I am rereading Thinking in Time by Neustadt and May. They speak of the experienced professionals who are their students: it is about how prudently to use (historical) analogy, and it provides a mini-method for thinking in this mode. Students who are as well experienced professionals bring lots of experience to the table, and so lots of examples, and what they need to learn is how to use that experience and those examples in a critical fashion, with a sense of what scholarship can contribute to their work. The examples  are about leadership, government, institutions, etc. Neustadt is a political scientist famous for his work on the presidency, May is an historian who has written lots on intelligence and the like (and he was a consultant to the 9/11 Commission and other attempts to revise the intelligence community, and Zelikow was his coworker on the Kennedy tapes). 

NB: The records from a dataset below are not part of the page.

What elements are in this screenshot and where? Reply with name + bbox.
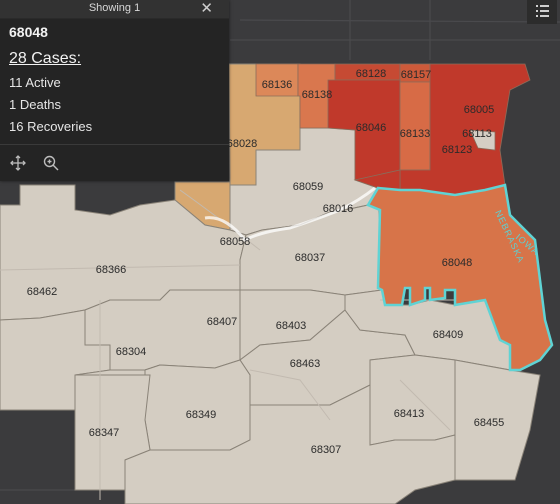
zip-label-68409: 68409: [433, 329, 464, 341]
popup-cases-total: 28 Cases:: [9, 50, 82, 67]
legend-button[interactable]: [527, 0, 557, 24]
zip-label-68113: 68113: [462, 128, 492, 140]
zip-label-68366: 68366: [96, 264, 127, 276]
zip-label-68037: 68037: [295, 252, 326, 264]
zip-label-68059: 68059: [293, 181, 324, 193]
zip-area-68133[interactable]: [399, 81, 431, 171]
basemap-roads: [0, 0, 560, 491]
info-popup: Showing 1 ✕ 68048 28 Cases: 11 Active 1 …: [0, 0, 229, 181]
zip-area-68413[interactable]: [369, 354, 456, 446]
zip-label-68128: 68128: [356, 68, 387, 80]
zip-area-68307[interactable]: [124, 384, 456, 504]
popup-recoveries-count: 16 Recoveries: [9, 119, 93, 134]
zip-label-68307: 68307: [311, 444, 342, 456]
zip-label-68413: 68413: [394, 408, 425, 420]
zip-label-68005: 68005: [464, 104, 495, 116]
zip-label-68136: 68136: [262, 79, 293, 91]
zip-label-68349: 68349: [186, 409, 217, 421]
zip-label-68304: 68304: [116, 346, 147, 358]
zip-labels: 68136 68138 68128 68157 68005 68046 6813…: [27, 68, 505, 456]
popup-header: Showing 1 ✕: [0, 0, 229, 19]
close-icon[interactable]: ✕: [200, 0, 213, 17]
legend-list-icon: [536, 5, 549, 17]
popup-footer: [0, 144, 229, 181]
zip-label-68463: 68463: [290, 358, 321, 370]
zip-label-68347: 68347: [89, 427, 120, 439]
pan-icon[interactable]: [9, 154, 27, 172]
zoom-to-icon[interactable]: [42, 154, 60, 172]
zip-label-68138: 68138: [302, 89, 333, 101]
zip-label-68407: 68407: [207, 316, 238, 328]
zip-label-68046: 68046: [356, 122, 387, 134]
zip-area-68113[interactable]: [469, 129, 496, 151]
zip-label-68028: 68028: [227, 138, 258, 150]
zip-label-68403: 68403: [276, 320, 307, 332]
popup-deaths-count: 1 Deaths: [9, 97, 62, 112]
zip-label-68455: 68455: [474, 417, 505, 429]
zip-area-68048-selected[interactable]: [366, 183, 554, 372]
zip-label-68016: 68016: [323, 203, 354, 215]
zip-label-68133: 68133: [400, 128, 431, 140]
zip-label-68048: 68048: [442, 257, 473, 269]
popup-body: 68048 28 Cases: 11 Active 1 Deaths 16 Re…: [0, 19, 229, 138]
popup-active-count: 11 Active: [9, 75, 61, 90]
zip-areas-no-cases: [0, 63, 541, 504]
zip-label-68157: 68157: [401, 69, 432, 81]
popup-feature-count: Showing 1: [88, 2, 141, 14]
zip-label-68058: 68058: [220, 236, 251, 248]
river: [204, 186, 376, 242]
popup-zip-title: 68048: [9, 24, 48, 40]
zip-area-68349[interactable]: [144, 359, 251, 451]
zip-label-68462: 68462: [27, 286, 58, 298]
zip-areas-with-cases: [255, 63, 531, 196]
zip-label-68123: 68123: [442, 144, 473, 156]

Allison and Zelikow's second edition of Essence of Decision, is a study of the Cuban Missile Crisis. The first edition was drawn from Allison's doctoral dissertation, I believe.They famously talk of Model I, II, and III: rational, organizational, and bureaucratic political modes. If you are going to talk about lenses and paradigms and decisionmaking, this is the place to start. Zelikow was on the 9/11 commission staff, its head I believe. 

All of this is well known in some circles. So if you know this work, all I can suggest is that you go back to some of it. I have been rereading both books, in the context of my defense policy course, and was struck again by their value. They are a bit formulaic, providing mini-methods, but surely they would help students (and professors, and political and policy actors) organize their thinking.